4 of 148 comments (clear)

  1. Make it clear, this is just for Merced, not Mips. by Ricdude · · Score: 4

    Simple point of clarity. Also a minor goof in the article:

    "Linux is a 32-bit operating system and does not scale beyond four processors."

    A suppose those alpha types have just been wasting 32 bits this whole time, eh? =)

    --
    How's my programming? Call 1-800-DEV-NULL
  2. There are more surprises in the pipe by HeUnique · · Score: 3

    Well, I cannot reveal my sourced, but:

    * SGI plan to modify Linux to run on 64 & up processors..
    * They're porting Linux to MIPS (not just the R3000, think MUCH bigger numbers - R10000 & up)
    * And some more surprises.

    As soon as I'll have more info, I'll post it on /.

    --
    Hetz (Heunique)
  3. Re:4 cpu's and 32 bits only? by jerodd · · Score: 3
    Linux doesn't scale very well beyond two CPUs, and beyond four, adding more CPUs can sometimes make things worse. Thus, it can't scale to 16 CPUs.
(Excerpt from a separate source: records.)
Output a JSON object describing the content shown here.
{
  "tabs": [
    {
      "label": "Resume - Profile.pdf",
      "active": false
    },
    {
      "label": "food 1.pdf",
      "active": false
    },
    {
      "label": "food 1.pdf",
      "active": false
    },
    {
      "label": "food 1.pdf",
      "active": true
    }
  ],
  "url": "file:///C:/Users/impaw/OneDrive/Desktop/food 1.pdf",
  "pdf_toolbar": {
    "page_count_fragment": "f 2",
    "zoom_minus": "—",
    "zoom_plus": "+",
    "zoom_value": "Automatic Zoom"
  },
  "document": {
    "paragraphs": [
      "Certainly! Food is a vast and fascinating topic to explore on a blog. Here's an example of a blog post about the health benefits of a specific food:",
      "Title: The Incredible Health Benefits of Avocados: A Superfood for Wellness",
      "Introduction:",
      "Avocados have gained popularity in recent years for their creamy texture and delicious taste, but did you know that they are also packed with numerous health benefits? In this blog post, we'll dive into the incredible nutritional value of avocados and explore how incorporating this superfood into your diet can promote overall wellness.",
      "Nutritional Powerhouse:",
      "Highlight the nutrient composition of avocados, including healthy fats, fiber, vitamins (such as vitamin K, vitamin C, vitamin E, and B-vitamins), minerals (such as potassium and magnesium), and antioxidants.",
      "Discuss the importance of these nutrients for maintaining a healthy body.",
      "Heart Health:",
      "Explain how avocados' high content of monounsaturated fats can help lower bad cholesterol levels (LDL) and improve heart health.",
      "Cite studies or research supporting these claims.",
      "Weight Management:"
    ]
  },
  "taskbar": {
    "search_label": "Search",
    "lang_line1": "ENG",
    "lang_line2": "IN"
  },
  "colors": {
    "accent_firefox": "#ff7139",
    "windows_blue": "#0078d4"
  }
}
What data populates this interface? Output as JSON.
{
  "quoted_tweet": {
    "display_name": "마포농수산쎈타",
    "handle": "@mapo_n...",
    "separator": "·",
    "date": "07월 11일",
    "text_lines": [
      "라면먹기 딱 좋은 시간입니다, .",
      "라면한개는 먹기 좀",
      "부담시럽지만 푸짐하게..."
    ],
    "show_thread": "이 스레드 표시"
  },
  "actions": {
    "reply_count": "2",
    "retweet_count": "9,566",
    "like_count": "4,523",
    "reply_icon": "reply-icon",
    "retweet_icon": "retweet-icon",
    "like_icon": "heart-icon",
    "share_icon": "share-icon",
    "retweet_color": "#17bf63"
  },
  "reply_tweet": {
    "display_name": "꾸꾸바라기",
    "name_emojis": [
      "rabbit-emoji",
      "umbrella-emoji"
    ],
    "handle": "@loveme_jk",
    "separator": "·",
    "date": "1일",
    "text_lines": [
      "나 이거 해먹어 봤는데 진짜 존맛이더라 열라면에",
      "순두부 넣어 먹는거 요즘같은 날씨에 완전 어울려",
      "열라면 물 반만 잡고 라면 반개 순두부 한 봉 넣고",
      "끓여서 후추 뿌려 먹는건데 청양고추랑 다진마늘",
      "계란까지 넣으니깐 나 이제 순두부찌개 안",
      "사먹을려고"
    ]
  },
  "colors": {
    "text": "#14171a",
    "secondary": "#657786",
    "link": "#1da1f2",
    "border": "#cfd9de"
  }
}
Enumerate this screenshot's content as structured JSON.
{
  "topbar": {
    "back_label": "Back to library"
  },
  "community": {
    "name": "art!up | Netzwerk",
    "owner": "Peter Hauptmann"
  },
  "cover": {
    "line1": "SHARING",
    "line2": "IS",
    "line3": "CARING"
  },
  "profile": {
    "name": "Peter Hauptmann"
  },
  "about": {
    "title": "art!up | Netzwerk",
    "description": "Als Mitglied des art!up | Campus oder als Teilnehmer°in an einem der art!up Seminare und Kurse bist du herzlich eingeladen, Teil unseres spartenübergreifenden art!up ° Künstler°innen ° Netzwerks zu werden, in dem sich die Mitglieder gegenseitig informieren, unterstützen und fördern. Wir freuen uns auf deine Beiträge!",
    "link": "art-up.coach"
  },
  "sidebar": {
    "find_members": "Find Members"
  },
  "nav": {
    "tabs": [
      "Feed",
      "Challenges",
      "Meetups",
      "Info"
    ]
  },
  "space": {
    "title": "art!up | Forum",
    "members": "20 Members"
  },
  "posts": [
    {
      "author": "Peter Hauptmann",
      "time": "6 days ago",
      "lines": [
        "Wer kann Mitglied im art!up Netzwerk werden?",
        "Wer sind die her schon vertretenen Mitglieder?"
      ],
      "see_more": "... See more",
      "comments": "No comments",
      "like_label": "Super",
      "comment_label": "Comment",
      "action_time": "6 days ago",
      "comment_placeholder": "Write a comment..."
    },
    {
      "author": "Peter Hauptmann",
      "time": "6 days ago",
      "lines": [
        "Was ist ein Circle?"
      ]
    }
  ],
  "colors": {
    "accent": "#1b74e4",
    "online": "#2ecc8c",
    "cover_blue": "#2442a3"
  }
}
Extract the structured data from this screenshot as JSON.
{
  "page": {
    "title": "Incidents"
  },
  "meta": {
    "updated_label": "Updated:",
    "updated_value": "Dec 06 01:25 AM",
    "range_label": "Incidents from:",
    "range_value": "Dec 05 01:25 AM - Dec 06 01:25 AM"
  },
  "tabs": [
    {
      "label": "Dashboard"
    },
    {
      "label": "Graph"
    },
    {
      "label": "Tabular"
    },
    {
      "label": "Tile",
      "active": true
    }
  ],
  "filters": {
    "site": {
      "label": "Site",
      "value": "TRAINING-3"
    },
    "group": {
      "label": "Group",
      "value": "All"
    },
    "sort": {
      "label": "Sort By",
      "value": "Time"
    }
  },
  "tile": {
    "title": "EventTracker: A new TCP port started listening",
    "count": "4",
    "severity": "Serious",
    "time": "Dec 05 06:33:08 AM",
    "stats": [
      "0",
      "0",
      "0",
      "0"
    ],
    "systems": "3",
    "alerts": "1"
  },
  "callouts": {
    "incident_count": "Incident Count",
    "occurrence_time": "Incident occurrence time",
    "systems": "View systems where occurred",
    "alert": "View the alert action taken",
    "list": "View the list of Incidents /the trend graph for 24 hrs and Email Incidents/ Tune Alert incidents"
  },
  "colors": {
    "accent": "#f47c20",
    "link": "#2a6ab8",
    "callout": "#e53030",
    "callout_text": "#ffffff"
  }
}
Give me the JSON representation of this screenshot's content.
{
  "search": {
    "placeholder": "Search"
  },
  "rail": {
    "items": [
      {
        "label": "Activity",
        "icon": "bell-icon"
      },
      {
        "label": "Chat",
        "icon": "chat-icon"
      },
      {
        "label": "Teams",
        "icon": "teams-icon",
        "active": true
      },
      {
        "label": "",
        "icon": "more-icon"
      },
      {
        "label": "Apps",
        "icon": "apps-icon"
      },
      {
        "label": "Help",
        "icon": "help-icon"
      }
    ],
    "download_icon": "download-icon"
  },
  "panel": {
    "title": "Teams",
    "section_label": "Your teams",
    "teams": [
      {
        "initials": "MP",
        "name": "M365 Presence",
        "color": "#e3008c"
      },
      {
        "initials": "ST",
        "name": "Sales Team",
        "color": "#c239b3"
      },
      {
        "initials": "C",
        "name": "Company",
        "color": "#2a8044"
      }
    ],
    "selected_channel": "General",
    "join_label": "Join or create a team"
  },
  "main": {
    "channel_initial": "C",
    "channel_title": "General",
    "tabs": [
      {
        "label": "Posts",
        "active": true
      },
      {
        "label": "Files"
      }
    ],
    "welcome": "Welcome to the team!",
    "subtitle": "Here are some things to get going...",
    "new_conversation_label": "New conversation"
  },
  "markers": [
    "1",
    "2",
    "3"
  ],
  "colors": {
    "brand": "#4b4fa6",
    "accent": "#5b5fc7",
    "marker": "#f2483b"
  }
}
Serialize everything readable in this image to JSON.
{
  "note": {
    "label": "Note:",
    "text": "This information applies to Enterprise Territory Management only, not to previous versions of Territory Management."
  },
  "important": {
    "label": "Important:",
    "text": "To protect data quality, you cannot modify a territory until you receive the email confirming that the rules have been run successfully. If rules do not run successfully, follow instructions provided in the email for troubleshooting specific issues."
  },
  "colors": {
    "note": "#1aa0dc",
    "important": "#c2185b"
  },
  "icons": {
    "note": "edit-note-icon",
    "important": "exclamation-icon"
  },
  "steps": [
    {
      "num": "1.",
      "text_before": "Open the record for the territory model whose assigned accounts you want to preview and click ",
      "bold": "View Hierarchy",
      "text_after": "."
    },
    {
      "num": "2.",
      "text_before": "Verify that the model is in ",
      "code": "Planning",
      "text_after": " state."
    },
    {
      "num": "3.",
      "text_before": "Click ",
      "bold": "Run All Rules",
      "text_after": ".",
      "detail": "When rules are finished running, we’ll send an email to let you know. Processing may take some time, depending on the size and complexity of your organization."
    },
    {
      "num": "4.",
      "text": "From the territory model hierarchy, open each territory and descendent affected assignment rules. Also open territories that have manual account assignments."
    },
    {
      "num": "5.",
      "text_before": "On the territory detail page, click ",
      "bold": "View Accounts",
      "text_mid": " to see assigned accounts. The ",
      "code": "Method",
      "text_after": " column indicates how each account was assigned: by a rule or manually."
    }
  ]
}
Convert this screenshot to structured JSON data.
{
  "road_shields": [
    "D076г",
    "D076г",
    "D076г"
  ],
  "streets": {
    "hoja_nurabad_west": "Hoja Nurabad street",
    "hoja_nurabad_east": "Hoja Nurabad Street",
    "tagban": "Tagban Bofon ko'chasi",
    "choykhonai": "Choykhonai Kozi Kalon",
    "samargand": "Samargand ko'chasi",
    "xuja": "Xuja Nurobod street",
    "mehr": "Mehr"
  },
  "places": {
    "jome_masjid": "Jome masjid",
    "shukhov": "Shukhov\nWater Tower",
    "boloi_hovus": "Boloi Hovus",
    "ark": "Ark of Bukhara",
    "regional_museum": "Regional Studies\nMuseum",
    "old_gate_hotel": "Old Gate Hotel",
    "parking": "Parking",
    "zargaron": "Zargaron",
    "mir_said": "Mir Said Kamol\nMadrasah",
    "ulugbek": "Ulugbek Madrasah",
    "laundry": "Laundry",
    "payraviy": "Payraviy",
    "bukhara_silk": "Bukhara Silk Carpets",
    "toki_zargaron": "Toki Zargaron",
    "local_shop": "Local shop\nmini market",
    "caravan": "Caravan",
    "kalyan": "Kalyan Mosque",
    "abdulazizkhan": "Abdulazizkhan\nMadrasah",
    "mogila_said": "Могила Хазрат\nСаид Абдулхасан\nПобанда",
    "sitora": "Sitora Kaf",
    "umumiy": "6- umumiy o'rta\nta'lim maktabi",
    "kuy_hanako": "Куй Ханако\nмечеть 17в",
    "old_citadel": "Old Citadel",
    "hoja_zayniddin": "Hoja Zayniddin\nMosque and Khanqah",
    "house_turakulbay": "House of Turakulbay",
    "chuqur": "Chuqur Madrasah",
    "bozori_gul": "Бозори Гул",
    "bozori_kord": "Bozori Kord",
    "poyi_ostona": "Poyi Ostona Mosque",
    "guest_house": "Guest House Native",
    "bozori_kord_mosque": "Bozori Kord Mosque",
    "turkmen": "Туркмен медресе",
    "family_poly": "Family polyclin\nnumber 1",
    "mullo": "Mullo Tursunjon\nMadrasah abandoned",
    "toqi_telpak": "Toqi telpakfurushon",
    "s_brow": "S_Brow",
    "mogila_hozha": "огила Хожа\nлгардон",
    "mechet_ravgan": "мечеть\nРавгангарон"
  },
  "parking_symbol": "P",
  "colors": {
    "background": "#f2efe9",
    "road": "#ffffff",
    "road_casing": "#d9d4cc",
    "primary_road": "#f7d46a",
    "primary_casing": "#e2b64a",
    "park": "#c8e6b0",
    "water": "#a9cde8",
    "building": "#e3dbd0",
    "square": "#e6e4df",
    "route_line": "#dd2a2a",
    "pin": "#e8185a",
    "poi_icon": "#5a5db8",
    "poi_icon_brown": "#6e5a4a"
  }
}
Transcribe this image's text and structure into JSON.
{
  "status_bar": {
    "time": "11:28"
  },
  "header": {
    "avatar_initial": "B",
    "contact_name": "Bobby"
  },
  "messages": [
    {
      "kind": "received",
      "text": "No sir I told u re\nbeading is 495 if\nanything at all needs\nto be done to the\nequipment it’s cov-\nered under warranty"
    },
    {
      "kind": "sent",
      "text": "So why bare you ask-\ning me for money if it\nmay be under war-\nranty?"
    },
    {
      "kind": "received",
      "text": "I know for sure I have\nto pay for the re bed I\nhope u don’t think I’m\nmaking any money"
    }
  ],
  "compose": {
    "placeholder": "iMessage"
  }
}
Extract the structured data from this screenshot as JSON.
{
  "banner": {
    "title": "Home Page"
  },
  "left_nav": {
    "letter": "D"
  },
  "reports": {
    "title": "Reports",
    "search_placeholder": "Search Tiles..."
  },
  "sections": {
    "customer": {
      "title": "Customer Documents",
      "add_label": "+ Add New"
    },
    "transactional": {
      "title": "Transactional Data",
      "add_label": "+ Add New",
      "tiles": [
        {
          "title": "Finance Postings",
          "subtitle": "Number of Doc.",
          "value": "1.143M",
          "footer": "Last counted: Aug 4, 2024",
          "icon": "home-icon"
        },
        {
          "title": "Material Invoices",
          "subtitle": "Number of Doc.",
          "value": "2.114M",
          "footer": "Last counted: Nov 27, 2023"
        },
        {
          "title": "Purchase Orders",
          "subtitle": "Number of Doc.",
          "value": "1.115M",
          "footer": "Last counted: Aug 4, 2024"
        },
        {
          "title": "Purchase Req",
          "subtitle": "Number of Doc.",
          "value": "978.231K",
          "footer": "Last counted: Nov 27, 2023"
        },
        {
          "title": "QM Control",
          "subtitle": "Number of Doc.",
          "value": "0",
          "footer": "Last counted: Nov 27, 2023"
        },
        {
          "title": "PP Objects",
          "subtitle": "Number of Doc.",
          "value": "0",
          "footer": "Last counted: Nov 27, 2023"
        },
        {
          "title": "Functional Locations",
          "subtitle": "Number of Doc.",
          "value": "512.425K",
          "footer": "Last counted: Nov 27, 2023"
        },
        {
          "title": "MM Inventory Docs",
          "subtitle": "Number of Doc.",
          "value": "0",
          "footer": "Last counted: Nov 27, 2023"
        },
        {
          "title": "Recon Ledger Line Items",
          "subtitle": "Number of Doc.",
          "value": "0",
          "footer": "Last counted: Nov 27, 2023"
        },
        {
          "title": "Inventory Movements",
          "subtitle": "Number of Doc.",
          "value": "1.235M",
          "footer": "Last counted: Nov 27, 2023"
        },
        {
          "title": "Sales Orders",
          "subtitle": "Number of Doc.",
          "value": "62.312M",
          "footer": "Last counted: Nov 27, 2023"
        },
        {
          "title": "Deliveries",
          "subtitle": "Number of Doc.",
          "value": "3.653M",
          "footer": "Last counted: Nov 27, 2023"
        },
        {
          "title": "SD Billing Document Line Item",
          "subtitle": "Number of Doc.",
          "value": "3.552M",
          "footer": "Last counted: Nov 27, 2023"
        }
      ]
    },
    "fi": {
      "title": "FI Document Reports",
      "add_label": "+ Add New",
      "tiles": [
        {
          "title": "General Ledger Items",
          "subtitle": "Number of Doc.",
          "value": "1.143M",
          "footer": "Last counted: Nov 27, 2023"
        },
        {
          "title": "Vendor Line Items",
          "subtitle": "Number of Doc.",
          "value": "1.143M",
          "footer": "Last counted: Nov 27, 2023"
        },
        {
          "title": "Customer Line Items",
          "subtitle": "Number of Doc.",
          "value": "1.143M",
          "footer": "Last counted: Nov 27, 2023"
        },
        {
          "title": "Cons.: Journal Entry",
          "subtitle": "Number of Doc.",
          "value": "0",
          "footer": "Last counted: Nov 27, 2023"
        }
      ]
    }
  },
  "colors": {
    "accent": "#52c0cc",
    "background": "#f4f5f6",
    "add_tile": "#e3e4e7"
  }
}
    Ultra Penguin doesn't let user space programs run in 64-bit mode. This makes it rather useless for 64-bit applications. AlphaLinux can, but the gcc/gas code generator for the Alpha is not very good--thus AlphaLinux is slower than NT (which is shameful).

    We've still got a lot of work to do, but it's good to see SGI's announcement--they can give us some help on the high end (as they've already done with things such as their large-memory patches).

    Cheers,
    Joshua.

    --
    --jon. Postel is dead. May we all mourn his, and our, loss.
  4. Makes sense for SGI, Sun, IBM, HP... by HenryFlower · · Score: 5
    Questions:
    1. Do you make your money off of hardware, support, consulting, and add-on software, or on your proprietary OS?
    2. Are there unique strengths your company has? (IBM=global enterprise services, SGI=visualization, Sun=network is the computer)
    3. In the short or medium term, are you shifting to an Intel hardware strategy (ia32, ia64)? (SGI, HP, IBM?)
    4. In the short term, can you live with less than enterprise level? (SGI)
    Why spend oodles of money developing the OS whose only function is to create a market for your hardware, services, unique value, if you can spend less money developing those features into Linux? In the final analysis, your competitive strength is not your OS (especially SGI, IBM, HP; Sun seems to be more tied to Solaris), and it is defocusing to pretend that the OS does anything more than help you get into the market where you strengths show.

    The problem for the moment for IBM, Sun, HP, is that Linux is seen mostly as an Intel solution, and that it doesn't scale up to enterprise levels. But it makes perfect sense for SGI to phase out Irix in favor of a Linux with all the support for visualization that plays to SGI's strengths. And it makes sense for the rest to shift R&D from proprietary OSs, into Linux, to develop the enterprise level features and strength on non-Intel platforms to allow them to phase out AIX, HP-UX, Solaris, etc.

    This is a clear win for Linux (witness XFS, etc.), and we ought to encourage this as much as possible.